Central Depository Services (India) Ltd (CDSL) shares also cracked 3.5% to ₹1,539 after analysts downgraded the stock post its Q2 results, while Dr. Lal PathLabs reacted negatively to the earnings, with the stock dropping 3% to ₹3,153.70.
Reliance Power and Reliance Infrastructure also ended lower, losing 7% and 5%, respectively. Meanwhile, profit booking continued in another heavyweight counter, with the stock tanking another 4.4% to ₹3,632 apiece.
Multibagger Transformers & Rectifiers extended its losing streak to the fourth straight session, slipping 6% to ₹419 apiece.

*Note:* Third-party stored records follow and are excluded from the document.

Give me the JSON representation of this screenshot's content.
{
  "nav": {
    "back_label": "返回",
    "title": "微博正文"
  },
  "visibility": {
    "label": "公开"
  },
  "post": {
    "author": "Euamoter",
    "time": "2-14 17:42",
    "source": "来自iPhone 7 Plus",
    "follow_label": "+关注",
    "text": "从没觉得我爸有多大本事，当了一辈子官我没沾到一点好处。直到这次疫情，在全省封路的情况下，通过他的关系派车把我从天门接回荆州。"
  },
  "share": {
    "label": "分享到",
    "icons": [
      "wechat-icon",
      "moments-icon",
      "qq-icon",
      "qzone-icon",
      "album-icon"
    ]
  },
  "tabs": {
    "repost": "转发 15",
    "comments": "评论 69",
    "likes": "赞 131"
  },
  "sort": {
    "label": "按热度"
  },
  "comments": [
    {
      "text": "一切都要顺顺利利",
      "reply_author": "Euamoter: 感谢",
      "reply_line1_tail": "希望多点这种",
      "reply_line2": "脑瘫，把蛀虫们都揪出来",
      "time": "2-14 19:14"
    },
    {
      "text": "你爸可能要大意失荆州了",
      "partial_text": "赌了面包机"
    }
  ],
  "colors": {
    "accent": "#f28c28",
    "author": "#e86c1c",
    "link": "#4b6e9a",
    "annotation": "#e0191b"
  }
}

Capri Global Capital too remained under pressure for the fourth consecutive session, falling another 3% to ₹197.
Two-wheeler major Hero MotoCorp also came under pressure, plunging 4.3% to ₹5,303 after its domestic dispatches dropped 8% to 604,829 units in October. On a year-to-date basis, wholesale dispatches were lower by 3.2%, at 3,486,604 units versus 3,598,069 units in the corresponding period last year.
Other stocks such as KFin Technologies, Home First Finance, NCC, Ather Energy, Solar Industries India, PVR INOX, Swan Energy, Bharat Dynamics, Wockhardt, and Gland Pharma were also among the Nifty 500 laggards, each closing over 3% lower.